WANDERERS Trust members unanimously agreed to a change in the club's makeup so a proposed share issue scheme could be officially launched.

With a planned takeover now dead in the water, a fundraising drive where supporters contribute money to their club is now seen as the financial way forward by the Wycombe Wanderers Trust.

And fans are being urged to start pledging money now during the close season to help the club's attempts at attracting further investment from new sponsors.

A share scheme was proposed at the same time as the takeover was announced, with the intention being for it to be a back up.

But Trust chairman Trevor Stroud said at a meeting of members last night: "Plan B has now become Plan A because there are no realistic offers out there at this stage.
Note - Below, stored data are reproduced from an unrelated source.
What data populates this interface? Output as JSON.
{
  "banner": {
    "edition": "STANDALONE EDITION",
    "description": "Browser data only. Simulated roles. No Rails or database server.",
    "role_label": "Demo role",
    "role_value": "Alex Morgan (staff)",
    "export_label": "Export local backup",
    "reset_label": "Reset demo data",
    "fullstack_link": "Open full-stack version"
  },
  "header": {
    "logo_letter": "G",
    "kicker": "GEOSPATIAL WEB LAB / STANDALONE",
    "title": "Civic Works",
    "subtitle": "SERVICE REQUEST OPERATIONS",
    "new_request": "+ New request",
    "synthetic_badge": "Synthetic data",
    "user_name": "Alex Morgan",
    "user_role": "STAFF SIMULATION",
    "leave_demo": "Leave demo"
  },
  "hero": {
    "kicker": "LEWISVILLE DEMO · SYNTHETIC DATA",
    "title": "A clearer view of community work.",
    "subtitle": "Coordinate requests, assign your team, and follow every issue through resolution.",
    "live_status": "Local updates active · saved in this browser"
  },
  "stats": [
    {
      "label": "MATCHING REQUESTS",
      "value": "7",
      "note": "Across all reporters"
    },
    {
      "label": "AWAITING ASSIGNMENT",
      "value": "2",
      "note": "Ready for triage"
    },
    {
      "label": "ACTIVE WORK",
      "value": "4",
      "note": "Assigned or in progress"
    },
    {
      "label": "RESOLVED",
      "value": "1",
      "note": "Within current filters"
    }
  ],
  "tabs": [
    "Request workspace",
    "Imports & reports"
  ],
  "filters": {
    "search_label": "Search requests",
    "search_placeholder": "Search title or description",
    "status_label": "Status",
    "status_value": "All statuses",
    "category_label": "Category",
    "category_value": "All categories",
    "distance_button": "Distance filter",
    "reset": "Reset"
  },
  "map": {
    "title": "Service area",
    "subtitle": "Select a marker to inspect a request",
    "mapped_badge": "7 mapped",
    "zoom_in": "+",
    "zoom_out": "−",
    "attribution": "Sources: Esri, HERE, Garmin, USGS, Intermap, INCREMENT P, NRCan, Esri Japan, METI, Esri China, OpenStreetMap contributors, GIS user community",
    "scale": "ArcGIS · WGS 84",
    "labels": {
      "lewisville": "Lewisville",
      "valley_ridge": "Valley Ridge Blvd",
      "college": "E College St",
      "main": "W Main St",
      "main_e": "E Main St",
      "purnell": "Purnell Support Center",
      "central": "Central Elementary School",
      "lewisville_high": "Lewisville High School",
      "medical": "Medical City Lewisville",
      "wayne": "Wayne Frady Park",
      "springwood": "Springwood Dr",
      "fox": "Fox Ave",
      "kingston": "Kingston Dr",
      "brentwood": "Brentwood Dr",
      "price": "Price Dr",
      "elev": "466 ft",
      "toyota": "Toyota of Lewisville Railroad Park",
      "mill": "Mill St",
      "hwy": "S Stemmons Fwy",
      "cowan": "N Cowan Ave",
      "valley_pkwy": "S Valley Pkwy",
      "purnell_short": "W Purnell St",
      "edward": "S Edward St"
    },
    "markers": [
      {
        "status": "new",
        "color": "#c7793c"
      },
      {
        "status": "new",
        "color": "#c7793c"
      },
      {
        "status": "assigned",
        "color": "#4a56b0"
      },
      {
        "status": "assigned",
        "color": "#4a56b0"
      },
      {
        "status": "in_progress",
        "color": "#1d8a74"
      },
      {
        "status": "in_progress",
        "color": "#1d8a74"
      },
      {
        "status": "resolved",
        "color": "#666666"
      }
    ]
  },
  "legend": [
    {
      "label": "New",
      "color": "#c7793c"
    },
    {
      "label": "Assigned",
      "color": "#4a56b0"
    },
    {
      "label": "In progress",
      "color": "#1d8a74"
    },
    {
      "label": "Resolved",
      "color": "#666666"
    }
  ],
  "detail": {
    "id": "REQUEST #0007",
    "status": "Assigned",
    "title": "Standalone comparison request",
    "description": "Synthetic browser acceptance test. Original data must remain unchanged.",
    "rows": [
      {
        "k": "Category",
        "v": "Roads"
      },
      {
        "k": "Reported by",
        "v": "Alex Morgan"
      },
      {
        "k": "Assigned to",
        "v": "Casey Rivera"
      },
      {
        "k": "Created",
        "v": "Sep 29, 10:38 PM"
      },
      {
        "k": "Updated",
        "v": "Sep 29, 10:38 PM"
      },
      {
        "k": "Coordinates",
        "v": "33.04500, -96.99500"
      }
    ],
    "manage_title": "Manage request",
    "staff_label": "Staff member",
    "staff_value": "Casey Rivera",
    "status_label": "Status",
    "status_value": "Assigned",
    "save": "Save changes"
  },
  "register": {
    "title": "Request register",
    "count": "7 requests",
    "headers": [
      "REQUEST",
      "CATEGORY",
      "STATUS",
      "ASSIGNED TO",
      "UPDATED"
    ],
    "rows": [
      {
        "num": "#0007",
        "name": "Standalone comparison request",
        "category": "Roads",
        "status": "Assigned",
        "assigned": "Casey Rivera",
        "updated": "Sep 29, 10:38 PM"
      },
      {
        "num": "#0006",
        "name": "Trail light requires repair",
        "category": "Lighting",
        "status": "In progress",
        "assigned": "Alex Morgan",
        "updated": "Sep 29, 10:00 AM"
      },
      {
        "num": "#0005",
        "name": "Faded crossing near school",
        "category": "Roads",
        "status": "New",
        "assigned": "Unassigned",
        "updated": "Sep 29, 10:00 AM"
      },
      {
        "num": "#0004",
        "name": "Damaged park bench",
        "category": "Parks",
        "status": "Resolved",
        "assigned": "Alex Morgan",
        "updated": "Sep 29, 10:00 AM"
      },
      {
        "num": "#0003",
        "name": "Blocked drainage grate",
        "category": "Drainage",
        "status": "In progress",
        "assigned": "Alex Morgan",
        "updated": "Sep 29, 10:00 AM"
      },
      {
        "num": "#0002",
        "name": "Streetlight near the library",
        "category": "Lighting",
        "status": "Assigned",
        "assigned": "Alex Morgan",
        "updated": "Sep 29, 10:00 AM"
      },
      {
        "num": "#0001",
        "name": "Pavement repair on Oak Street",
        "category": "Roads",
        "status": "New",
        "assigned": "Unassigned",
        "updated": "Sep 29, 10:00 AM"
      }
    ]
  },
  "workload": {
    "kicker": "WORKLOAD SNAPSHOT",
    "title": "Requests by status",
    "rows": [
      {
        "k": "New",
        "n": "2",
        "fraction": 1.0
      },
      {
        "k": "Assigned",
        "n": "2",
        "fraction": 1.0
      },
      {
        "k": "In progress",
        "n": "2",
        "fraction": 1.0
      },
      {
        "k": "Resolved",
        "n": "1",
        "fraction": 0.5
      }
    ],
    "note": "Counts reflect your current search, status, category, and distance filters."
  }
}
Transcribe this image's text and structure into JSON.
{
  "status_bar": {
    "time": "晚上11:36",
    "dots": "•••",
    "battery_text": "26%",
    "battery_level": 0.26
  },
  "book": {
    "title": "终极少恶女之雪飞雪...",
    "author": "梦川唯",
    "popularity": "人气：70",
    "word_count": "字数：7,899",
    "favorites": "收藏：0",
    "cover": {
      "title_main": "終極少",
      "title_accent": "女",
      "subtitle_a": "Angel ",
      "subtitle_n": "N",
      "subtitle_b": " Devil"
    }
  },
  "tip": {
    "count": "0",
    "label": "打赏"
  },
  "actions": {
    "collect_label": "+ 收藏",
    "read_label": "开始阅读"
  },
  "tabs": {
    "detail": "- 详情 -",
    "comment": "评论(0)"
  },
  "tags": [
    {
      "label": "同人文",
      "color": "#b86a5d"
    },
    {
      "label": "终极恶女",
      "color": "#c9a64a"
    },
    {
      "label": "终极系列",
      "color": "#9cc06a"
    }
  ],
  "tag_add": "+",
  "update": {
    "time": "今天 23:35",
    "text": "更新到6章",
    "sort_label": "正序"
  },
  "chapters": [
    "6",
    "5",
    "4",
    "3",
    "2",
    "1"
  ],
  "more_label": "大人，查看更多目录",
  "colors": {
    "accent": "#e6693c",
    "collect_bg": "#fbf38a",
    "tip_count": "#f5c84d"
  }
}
There may be in the future, but at this stage there aren't."

Prior to the meeting 177 pledges from fans had raised £470,000, with that figure passing the half million barrier after more donations were made afterwards.

Stroud said: "It provides a platform to build for the future and allows us to make decisions rather than circumstances dictating them.

"We need to get momentum going. All business is based on confidence. If we are seen to be active we will get support from the financial community."

Supporters at the meeting voted overwhelmingly in favour of converting the Trust from a Company Limited By Guarantee to a Community Benefit Society.

Shares cannot be issued by a CLBG and had the changes not been agreed, the Trust would also not be eligible to apply for tax credits.

Under the terms of the new setup, money from fans can be repaid in the event of a takeover.

Stroud said plans for a takeover are off the table for now - but added that doesn't mean one won't take place in the future.

He told fans: "That was a route we thought was going to work and in our minds that would have been an ideal solution. When we started digging around, there wasn't any substance there.

"We got to a stage with three bidders where we asked them to put a deposit down. As soon as we asked for that, they started getting less interested.

"One told us they transferred it to our bank account - we never saw it. The more we dug in, the more we realised they were out to make money for themselves."

Referring to any further offers of investment he added: "If we think it's right we will bring it to members."

With regards selling players last season Stroud said: "We were driven into a position where we had to."

It was also announced there will be a 17 per cent reduction in the playing budget for this season and costs for the season just ended are estimated to be £4.4million. Forecasts for next season suggest costs will stand at £3.9million.

Meanwhile former owner Steve Hayes is still owed £1.6million, which should be paid off by 2024.